Впрочем, был ли у них выбор? Либо смертельный риск, либо гибель под гусеницами вражеского танка. Зато какая возможность сделаться героем! Мертвым героем и тем, кому чудом повезло остаться в живых. Сказать по правде, это здорово у них получалось. На высоте уже дымились шесть подбитых бронированных чудовищ — еще до того, как туда подоспела вспомогательная рота. Одно из противотанковых орудий было раздавлено танковыми гусеницами вместе со своим расчетом. Людей, конечно, было жалко, чего не скажешь о железном уродце, от одного вида которого боевой дух солдата моментально испарялся. Когда же в окопы ворвалась русская пехота, солдаты начали погибать — быстро и самыми жуткими способами. За пять минут Шрадер потерял больше людей, чем за предшествующие шесть месяцев, и гнетущая мысль об этих потерях еще долго не будет давать ему покоя — ему, Крабелю и горстке других, кому повезло живым уйти из этого участка окопов.
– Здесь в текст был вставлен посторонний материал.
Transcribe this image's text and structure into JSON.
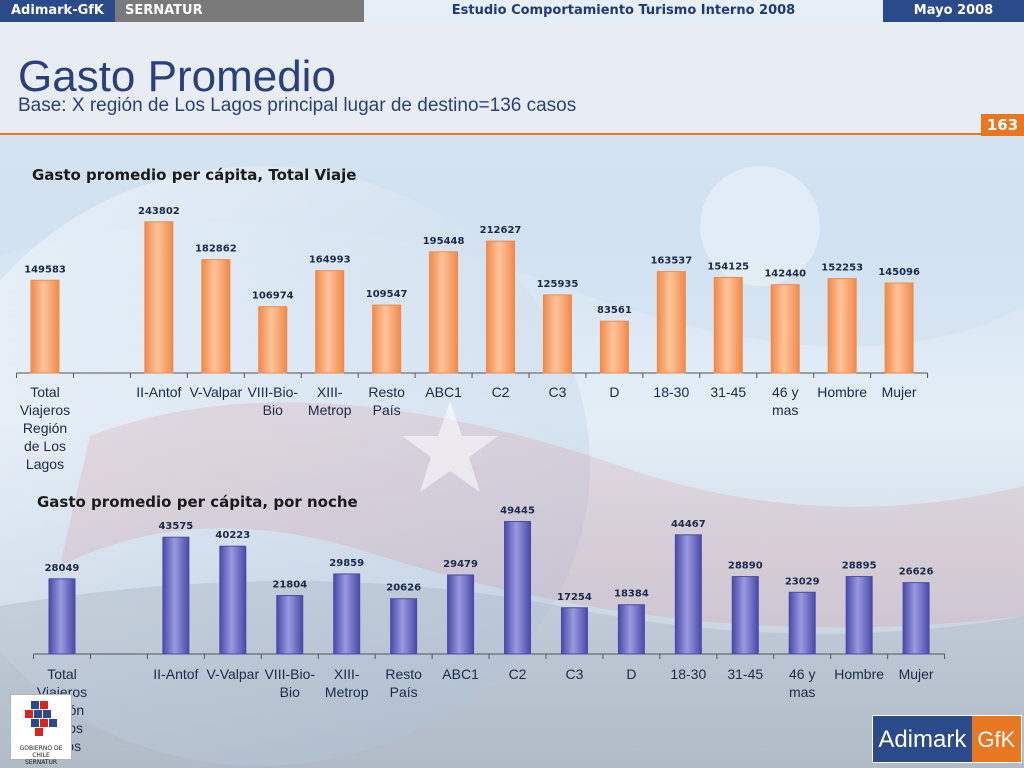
{
  "header": {
    "brand": "Adimark-GfK",
    "client": "SERNATUR",
    "study": "Estudio Comportamiento Turismo Interno 2008",
    "date": "Mayo 2008"
  },
  "page": {
    "title": "Gasto Promedio",
    "subtitle": "Base: X región de Los Lagos principal lugar de destino=136 casos",
    "number": "163"
  },
  "colors": {
    "bar1": "#f08a4b",
    "bar1_light": "#ffc49a",
    "bar2": "#4a4aa8",
    "bar2_light": "#9a9ae0",
    "accent": "#e87722",
    "brand": "#2b4a8a"
  },
  "chart_data": [
    {
      "type": "bar",
      "title": "Gasto promedio per cápita, Total Viaje",
      "categories": [
        [
          "Total",
          "Viajeros",
          "Región",
          "de Los",
          "Lagos"
        ],
        [],
        [
          "II-Antof"
        ],
        [
          "V-Valpar"
        ],
        [
          "VIII-Bio-",
          "Bio"
        ],
        [
          "XIII-",
          "Metrop"
        ],
        [
          "Resto",
          "País"
        ],
        [
          "ABC1"
        ],
        [
          "C2"
        ],
        [
          "C3"
        ],
        [
          "D"
        ],
        [
          "18-30"
        ],
        [
          "31-45"
        ],
        [
          "46 y",
          "mas"
        ],
        [
          "Hombre"
        ],
        [
          "Mujer"
        ]
      ],
      "values": [
        149583,
        null,
        243802,
        182862,
        106974,
        164993,
        109547,
        195448,
        212627,
        125935,
        83561,
        163537,
        154125,
        142440,
        152253,
        145096
      ],
      "ylim": [
        0,
        250000
      ]
    },
    {
      "type": "bar",
      "title": "Gasto promedio per cápita, por noche",
      "categories": [
        [
          "Total",
          "Viajeros",
          "Región",
          "de Los",
          "Lagos"
        ],
        [],
        [
          "II-Antof"
        ],
        [
          "V-Valpar"
        ],
        [
          "VIII-Bio-",
          "Bio"
        ],
        [
          "XIII-",
          "Metrop"
        ],
        [
          "Resto",
          "País"
        ],
        [
          "ABC1"
        ],
        [
          "C2"
        ],
        [
          "C3"
        ],
        [
          "D"
        ],
        [
          "18-30"
        ],
        [
          "31-45"
        ],
        [
          "46 y",
          "mas"
        ],
        [
          "Hombre"
        ],
        [
          "Mujer"
        ]
      ],
      "values": [
        28049,
        null,
        43575,
        40223,
        21804,
        29859,
        20626,
        29479,
        49445,
        17254,
        18384,
        44467,
        28890,
        23029,
        28895,
        26626
      ],
      "ylim": [
        0,
        50000
      ]
    }
  ],
  "logos": {
    "gov": "GOBIERNO DE CHILE",
    "gov_sub": "SERNATUR",
    "adimark": "Adimark",
    "gfk": "GfK"
  }
}
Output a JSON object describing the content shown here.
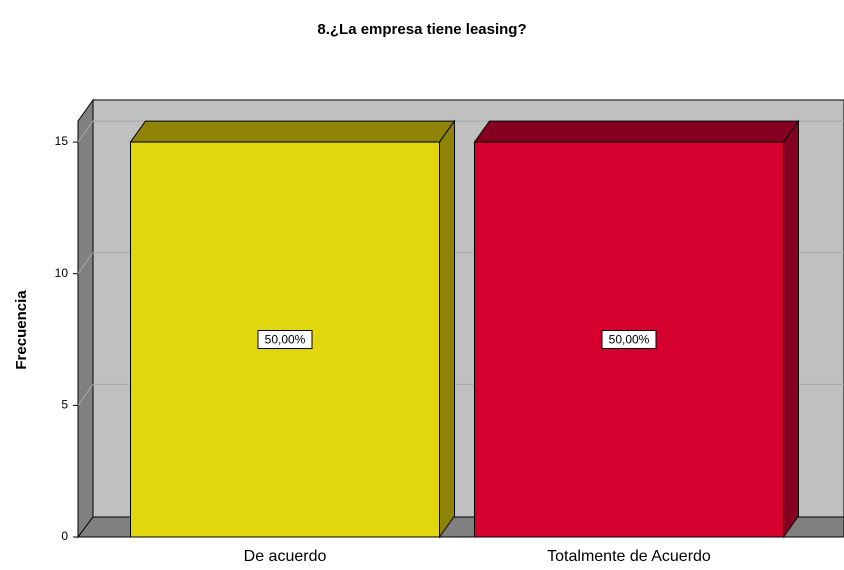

Минометный залп был запланирован для того, чтобы произвести максимально возможный эффект — то есть к тому времени во второй половине дня, когда ситуация станет по-настоящему безнадежной. По меньшей мере двадцать танков «Т-34» уже приготовились к броску в районе «Хорька».
Залп — вернее серия залпов, прогрохотавших один за другим, — заставил солдат застыть на месте. Некоторые тотчас упали без чувств, некоторые получили серьезные ранения. Один из танков перевернулся вверх брюхом. Несколько бронемашин были охвачены пламенем. Остальные, хотя и не получили повреждений, словно в растерянности застыли на месте, где и оставались стоять. Когда же русские через день или два наконец пришли их забрать, на первый взгляд могло показаться, будто их экипажи мирно спят и лишь крошечные струйки крови запеклись возле носов, ушей, ртов и анальных отверстий (правда, туда вряд ли кто заглянул), а на самом деле мертвы, сокрушены неимоверным давлением.
После залпа несколько танков, словно пьяные, уползли прочь — значит, внутри остался кто-то живой, кто мог взять на себя управление. И наконец, остальные экипажи, которые лишь были контужены, пришли в себя и возобновили упрямые атаки, стараясь уничтожить защитников «Хорька». Правда, теперь в их наступлении было куда меньше упорства, и они тотчас отступили, как только на место сражения подоспела вспомогательная рота.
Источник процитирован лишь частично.